Five methods for controlling the mobile phase flow rate for gradient elution analyses using very high pressure liquid chromatography (VHPLC) were tested to determine thermal stability of the column during rapid gradient separations. To obtain rapid separations, instruments are operated at high flow rates and high inlet pressure leading to uneven thermal effects across columns and additional time needed to restore thermal equilibrium between successive analyses. The purpose of this study is to investigate means to minimize thermal instability and obtain reliable results by measuring the reproducibility of the results of six replicate gradient separations of a nine component RPLC standard mixture under various experimental conditions with no post-run times. Gradient separations under different conditions were performed: constant flow rates, two sets of constant pressure operation, programmed flow constant pressure operation, and conditions which theoretically should yield a constant net heat loss at the column's wall. The results show that using constant flow rates, programmed flow constant pressures, and constant heat loss at the column's wall all provide reproducible separations. However, performing separations using a high constant pressure with programmed flow reduces the analysis time by 16% compared to constant flow rate methods. For the constant flow rate, programmed flow constant pressure, and constant wall heat experiments no equilibration time (post-run time) was required to obtain highly reproducible data.

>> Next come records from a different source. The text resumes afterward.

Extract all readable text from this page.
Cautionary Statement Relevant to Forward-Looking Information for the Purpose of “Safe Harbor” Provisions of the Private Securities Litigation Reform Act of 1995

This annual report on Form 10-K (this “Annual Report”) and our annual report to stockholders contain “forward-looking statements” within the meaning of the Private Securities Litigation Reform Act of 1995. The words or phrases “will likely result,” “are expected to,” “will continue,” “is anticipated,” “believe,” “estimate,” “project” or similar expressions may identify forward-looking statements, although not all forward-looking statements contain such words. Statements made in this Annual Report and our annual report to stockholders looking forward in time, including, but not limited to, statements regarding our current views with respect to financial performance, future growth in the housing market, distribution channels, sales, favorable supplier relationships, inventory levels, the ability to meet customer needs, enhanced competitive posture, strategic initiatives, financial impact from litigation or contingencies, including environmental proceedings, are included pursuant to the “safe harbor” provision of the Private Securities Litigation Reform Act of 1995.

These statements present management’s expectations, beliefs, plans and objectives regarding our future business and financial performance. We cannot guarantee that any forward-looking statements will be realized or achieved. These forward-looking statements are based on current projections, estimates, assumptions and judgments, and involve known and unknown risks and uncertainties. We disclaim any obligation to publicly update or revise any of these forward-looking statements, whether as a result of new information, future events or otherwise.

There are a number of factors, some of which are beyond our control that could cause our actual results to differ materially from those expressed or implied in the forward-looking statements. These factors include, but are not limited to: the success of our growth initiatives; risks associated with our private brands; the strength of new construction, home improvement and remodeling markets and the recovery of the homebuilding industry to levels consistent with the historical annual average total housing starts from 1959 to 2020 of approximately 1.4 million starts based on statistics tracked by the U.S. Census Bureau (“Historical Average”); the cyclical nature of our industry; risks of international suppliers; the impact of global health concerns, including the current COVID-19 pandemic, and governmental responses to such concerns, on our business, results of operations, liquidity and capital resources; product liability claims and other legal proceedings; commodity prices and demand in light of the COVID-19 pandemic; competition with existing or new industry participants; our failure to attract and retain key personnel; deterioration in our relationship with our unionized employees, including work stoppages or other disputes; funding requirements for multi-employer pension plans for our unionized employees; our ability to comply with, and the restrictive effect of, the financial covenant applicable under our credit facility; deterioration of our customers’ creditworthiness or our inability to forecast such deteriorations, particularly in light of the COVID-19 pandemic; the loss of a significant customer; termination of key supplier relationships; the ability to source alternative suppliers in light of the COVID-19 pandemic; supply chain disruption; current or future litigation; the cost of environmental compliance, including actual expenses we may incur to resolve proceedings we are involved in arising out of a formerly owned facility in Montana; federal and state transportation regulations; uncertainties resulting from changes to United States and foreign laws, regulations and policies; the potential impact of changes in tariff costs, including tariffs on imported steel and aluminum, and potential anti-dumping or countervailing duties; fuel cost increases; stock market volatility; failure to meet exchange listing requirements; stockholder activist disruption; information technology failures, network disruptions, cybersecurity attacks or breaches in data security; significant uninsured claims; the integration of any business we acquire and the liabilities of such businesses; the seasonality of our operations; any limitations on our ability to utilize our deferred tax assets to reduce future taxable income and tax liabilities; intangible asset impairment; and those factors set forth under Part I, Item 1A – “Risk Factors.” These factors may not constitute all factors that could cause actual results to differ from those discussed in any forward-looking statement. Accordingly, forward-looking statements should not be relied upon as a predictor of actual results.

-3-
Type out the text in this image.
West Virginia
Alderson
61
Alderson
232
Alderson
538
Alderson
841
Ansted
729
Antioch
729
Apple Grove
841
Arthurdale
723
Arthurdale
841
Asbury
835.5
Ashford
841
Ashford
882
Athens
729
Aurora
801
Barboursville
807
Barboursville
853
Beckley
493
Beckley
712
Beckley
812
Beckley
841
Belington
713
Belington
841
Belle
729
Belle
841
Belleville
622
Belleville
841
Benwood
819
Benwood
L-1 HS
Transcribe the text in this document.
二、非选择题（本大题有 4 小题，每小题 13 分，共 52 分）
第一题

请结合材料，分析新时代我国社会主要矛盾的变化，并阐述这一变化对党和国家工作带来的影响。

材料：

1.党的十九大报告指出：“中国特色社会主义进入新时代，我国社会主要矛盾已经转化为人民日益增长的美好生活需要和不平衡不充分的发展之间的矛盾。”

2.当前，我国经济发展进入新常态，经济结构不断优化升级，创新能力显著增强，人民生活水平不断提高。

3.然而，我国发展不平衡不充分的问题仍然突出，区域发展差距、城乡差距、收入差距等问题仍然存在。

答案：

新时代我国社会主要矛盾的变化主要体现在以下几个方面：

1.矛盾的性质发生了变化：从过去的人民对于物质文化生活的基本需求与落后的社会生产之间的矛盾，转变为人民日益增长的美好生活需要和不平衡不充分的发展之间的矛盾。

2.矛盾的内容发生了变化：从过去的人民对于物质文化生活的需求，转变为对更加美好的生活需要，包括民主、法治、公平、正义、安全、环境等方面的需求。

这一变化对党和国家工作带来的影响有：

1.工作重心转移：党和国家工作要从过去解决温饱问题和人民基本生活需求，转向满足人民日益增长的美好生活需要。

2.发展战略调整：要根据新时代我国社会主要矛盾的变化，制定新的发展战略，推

Potential advantage of constant pressure versus constant flow gradient chromatography for the analysis of small molecules.

A recent model designed to predict the variation of the flow rate with time in constant pressure (cP) gradient chromatography was validated from an experimental viewpoint for non-retained gradients (methanol-water), incompressible eluent (P<250 bar), and in absence of pressure effects on the analyte retention pattern (small molecules). Experimental data confirmed that cP and constant flow (cF) gradients are strictly equivalent if the analysis time is kept constant. The same model was also used to predict the gradient kinetic performance of cP versus cF gradients when the constraint was the maximum inlet pressure at which the column and/or the HPLC system can safely be run. For linear volume gradients of methanol in water (5-95% in volume) and a maximum pressure of 250 bar, the same peak capacity as that in cF mode is predicted in cP mode. Also, a reduction of the analysis time by 17.3% was expected. These theoretical results were confirmed by separating a real mixture of about twenty small molecules on either one or two 4.6 mm × 150 mm columns packed with 3.5 µm Bridge Ethylene Hybrid (BEH) C(18) particles and run at flow rates smaller than 0.8 mL/min and at a maximum inlet pressure of 250 bar. The experimental gain in analysis time was 17.6% (1 column) and 20.1% (2 columns in series) for a virtually insignificant loss of peak capacity (-4%).